CONFESSIONS di NAKASHIMA Tetsuya
Giappone, 2010, 106m        voto:  ★★/4

Su questo film mi sono già accanito abbastanza per aggiungere qualcosa, vi rimando perciò alla recensione che scrissi a suo tempo. Basti qui sapere che la sua principale colpa è quella di essere troppo programmaticamente costruito, per estetica e tematiche, per colpire al volto lo spettatore, ammaliandolo con uno stile sì coinvolgente e originale (la prima mezz’ora rimane ottimo cinema), ma che allo stesso tempo punta troppo all’effetto, accanendosi senza pietà sui propri personaggi per mascherare la mancanza di una riflessione compiuta (vedi Requiem for a dream di Aronofski).

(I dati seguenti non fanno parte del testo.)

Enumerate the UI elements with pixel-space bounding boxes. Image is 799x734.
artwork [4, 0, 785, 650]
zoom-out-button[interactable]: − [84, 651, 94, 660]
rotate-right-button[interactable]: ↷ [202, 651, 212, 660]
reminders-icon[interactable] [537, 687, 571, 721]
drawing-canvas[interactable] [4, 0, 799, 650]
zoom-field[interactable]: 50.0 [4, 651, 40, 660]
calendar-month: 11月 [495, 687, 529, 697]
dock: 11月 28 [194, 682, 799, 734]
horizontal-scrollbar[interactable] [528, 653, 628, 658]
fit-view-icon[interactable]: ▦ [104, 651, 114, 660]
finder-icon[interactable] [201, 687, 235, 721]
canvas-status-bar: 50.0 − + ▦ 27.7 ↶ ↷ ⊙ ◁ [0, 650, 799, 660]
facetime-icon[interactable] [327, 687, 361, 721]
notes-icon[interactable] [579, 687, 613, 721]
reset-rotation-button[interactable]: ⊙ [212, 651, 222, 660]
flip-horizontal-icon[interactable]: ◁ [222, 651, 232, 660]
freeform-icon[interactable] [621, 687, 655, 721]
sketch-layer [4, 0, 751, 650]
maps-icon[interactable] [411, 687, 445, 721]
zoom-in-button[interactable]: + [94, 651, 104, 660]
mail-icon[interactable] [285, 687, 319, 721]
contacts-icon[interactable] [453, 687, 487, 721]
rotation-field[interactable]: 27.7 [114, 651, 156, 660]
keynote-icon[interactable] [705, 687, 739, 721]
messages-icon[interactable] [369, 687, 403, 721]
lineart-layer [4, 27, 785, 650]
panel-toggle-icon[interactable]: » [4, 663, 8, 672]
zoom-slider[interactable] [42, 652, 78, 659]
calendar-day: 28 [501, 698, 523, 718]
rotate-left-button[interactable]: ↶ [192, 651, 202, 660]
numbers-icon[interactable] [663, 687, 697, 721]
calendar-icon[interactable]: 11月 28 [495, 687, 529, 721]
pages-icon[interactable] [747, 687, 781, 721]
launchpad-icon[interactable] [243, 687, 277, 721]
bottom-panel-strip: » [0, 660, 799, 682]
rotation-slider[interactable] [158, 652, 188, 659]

Dalla retrospettiva sui pinku eiga (film erotici):

il film è talmente invisibile che non ho trovato immagini sul web, si accettano segnalazioni...

BLUE SKY di ZEZE Takahisa
Giappone, 1989, 61m        voto:  ★½ /4

L’opera seconda di Zeze Takahisa, uno dei quattro registi (i “quattro re celestiali”) che negli anni Novanta ripensarono il genere erotico in Giappone,  fa parte di una trilogia  che ha come comun denominatore il personaggio di Momo e il fatto di vivere le sue avventure in compagnia di un uomo più vecchio e uno più giovane. Succede anche qui, quando un uomo frustrato dalla sua routine conosce Momo su una love line e la porta con sè fuggendo dalle responsabilità e dalla propria famiglia. Terzo sgradito ospite è uno yakuza in fuga che soppianta velocemente, soprattutto dal punto di vista sessuale, l’uomo maturo. In questo triangolo itinerante su camper, Zeze cerca di ridisegnare quel nucleo famigliare che in un modo o nell’altro sembra mancare a tutti e tre. Il film, come per tanti dei pinku prodotti direttamente per l’home video, è girato con budget ridicolo e questo si riflette nella povertà della messa in scena, ma mentre in altri casi questa era stata sopperita e anzi sfruttata grazie all’inventiva del regista, come nel bel The Dream of Garuda, qui invece lo affossa quasi del tutto, non essendo presenti trovate stilistiche e tematiche in grado di risollevarlo.